Documenting HHS history

The Tampa History Center will host an exhibit on Hillsborough High School since its founding in 1882

To share its 138 years of history and bring together all the classes that attended Hillsborough, there will be an exhibit at the Tampa History Center all about the school, starting April 4 through July.

This upcoming community exhibit has been on the waiting list for three years and now the HHS Alumni Association is finally able to display Hillsborough High School’s history in a special community case gallery.

Rex Gordon, an alumnus and the historian in charge says that since the exhibit was approved, the association has been planning and working on it since last year. “We want to promote HHS history and show the changes through its history, especially because students today are better with diversity in race, age, generation and religion,” Gordon said.

The showcase includes a timeline from 1882 to 2010 with 16 panels for the decades, which will have a picture of the school during that decade long with a brief description of student life during that period.
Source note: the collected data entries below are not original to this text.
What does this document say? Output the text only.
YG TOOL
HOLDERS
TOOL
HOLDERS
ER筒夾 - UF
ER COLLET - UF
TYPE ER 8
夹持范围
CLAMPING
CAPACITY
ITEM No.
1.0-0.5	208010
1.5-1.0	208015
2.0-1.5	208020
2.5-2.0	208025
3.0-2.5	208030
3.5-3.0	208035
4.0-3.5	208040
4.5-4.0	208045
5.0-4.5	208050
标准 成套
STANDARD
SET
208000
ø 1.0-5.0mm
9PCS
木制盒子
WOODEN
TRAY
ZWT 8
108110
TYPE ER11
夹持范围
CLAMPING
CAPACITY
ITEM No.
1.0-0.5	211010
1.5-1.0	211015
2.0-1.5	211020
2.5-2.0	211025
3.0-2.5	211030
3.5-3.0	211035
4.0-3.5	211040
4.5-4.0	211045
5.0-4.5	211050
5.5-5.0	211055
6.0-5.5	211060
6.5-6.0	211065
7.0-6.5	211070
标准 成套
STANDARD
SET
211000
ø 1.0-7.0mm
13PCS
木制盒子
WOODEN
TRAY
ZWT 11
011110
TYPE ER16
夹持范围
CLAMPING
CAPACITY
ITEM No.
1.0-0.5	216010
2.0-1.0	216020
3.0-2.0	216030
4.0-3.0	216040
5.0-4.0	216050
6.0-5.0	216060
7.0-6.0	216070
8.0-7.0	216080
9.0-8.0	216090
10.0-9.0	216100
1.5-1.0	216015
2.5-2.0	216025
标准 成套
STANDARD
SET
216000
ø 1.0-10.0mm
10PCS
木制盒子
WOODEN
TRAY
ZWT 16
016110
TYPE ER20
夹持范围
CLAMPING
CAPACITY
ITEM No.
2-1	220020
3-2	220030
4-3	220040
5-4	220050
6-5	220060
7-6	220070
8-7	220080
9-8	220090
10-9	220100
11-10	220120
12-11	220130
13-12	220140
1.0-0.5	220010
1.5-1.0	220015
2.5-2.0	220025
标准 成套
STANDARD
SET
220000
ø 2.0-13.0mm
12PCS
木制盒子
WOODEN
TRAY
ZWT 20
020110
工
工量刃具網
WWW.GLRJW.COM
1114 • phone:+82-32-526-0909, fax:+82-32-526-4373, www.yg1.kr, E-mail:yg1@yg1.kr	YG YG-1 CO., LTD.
There will also be artifacts associated with sports teams, JROTC and the Red & Black. Next to the timeline there will be a big terrier statue made by Gordon that is meant to unite all generations of students. In a different room, there will be a running slideshow that is more informative. Later, Tampa City Councilman Guido Maniscalco, alumni president and a guest speaker from the history center will give a speech.

Tickets bought at the museum or online will give access to the whole museum and the HHS Exhibit. At the museum, it is $14 or $10 if tickets are bought online in advance.

“Terriers that have graduated don’t realize we have an IB program that’s been around for 20 years or all the great things Terriers are doing today. It’s the same the other way, younger Terriers don’t know a lot of things that happened back then, so we’re trying to connect everybody and show our wonderful history,” Gordon said. “We also want to inspire future generations to do something positive for the community.” The group tried to gather information and artifacts from a wide range of events and activities.

“I’m hoping there are things there regarding the founding of the school, the beginning of the oldest school in the county. I also hope that there are cool kinds of documents and pictures of when the school was first founded,” math teacher Michael Welch said, who graduated from Hillsborough in 2008. “I think that would be as a student and a teacher really interesting and exciting to see.”